Cannibale – ‘Not Easy to Cook’

Cannibale – ‘Not Easy to Cook’

Album / Born Bad / 16.11.2018
Rock garage & exotisme


La dernière fois qu’on a croisé leur route, c’était durant la tournée de leur très réussi premier album No Mercy For Love, il y a tout juste un an. Fort du succès rencontré, et après plus d’une centaine de dates au compteur, les musiciens de Cannibale ont décidé de battre le fer tant qu’il est chaud, l’apanage des guerriers qui ne sont jamais rassasiés.

Not Easy To Cook, leur nouvel album, ne vise pas tant la révolution mais plutôt la confirmation. Le groupe consolide ses fondamentaux et poursuit l’exploration tropicale du premier effort en faisant cette fois-ci clairement la part belle aux rythmiques et aux percussions.
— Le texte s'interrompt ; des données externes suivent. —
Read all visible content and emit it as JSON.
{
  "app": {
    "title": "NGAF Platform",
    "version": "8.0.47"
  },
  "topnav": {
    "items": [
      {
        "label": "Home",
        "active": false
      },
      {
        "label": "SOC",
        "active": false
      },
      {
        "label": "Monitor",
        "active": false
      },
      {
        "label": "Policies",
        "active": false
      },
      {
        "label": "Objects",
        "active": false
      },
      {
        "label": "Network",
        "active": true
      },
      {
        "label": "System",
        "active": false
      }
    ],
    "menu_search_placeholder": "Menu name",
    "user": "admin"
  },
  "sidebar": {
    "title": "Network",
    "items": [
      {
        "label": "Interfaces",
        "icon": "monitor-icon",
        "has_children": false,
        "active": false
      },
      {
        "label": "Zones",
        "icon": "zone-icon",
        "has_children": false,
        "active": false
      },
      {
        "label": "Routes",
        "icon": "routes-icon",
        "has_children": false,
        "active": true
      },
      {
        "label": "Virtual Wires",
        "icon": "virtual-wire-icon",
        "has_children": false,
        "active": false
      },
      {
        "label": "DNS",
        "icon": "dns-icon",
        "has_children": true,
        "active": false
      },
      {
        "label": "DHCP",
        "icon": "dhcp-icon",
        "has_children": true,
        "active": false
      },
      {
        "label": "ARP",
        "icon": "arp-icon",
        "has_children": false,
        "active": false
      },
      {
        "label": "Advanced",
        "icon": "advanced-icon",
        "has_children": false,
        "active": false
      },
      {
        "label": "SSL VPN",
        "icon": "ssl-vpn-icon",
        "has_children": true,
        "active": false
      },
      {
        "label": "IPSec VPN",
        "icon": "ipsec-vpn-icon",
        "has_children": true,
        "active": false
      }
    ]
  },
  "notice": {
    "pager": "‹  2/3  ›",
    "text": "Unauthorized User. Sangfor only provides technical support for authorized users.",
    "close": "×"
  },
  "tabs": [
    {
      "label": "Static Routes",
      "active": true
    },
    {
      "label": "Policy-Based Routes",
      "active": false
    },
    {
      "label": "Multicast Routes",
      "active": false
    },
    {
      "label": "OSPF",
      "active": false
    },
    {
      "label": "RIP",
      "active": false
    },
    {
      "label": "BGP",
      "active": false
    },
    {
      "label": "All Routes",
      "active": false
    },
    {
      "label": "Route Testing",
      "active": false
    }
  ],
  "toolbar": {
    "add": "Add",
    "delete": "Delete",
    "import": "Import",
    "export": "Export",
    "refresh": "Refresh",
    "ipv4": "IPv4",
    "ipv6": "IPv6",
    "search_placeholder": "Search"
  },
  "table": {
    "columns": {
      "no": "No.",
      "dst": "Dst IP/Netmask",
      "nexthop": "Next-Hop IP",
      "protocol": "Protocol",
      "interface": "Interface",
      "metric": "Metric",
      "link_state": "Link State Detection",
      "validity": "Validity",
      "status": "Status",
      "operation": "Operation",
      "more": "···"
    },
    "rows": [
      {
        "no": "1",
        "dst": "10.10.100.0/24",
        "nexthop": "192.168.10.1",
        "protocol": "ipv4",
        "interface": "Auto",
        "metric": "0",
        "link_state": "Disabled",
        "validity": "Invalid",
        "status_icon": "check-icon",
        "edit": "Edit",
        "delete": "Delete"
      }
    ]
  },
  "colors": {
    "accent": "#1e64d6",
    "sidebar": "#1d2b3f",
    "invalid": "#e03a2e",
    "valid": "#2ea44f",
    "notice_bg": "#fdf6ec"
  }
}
Plus dense dans la production, plus épais dans le son, et plus fou dans l’âme, ce deuxième album est en quelque sorte une manière pour Cannibale d’affirmer son style et d’assumer sa propre signature musicale.

Pour ce groupe originaire d’un petit village de l’Orne en Normandie, il est toujours aussi surprenant de constater à quel point ce sont plutôt les marécages, les palmiers et la moiteur des tropiques qui hantent leur musique. De l’entrainant morceau d’ouverture Frogs à l’afro-beat démoniaque de Siren’s Call, du très cool Ghost au génialissime Pendejo – titre que n’aurait sans doute pas renié La Mano Negra – Cannibale envoie du groove jusqu’à sa dernière goutte de sueur, comme pour ne jamais relâcher l’auditeur. Mais les normands tentent aussi par ci par là quelques sorties de routes plutôt réussies, comme sur le très british et mélancolique Machine Gets Old ou encore le titre Au Revoir et ses influences quasi dub. D’autres pistes semblent – elles – avoir puisé dans un esprit limite cinématographique, à l’image du satanique premier single Do Not Love Me Too Much qui aurait très bien pu figurer comme la bande son d’un film d’horreur d’époque.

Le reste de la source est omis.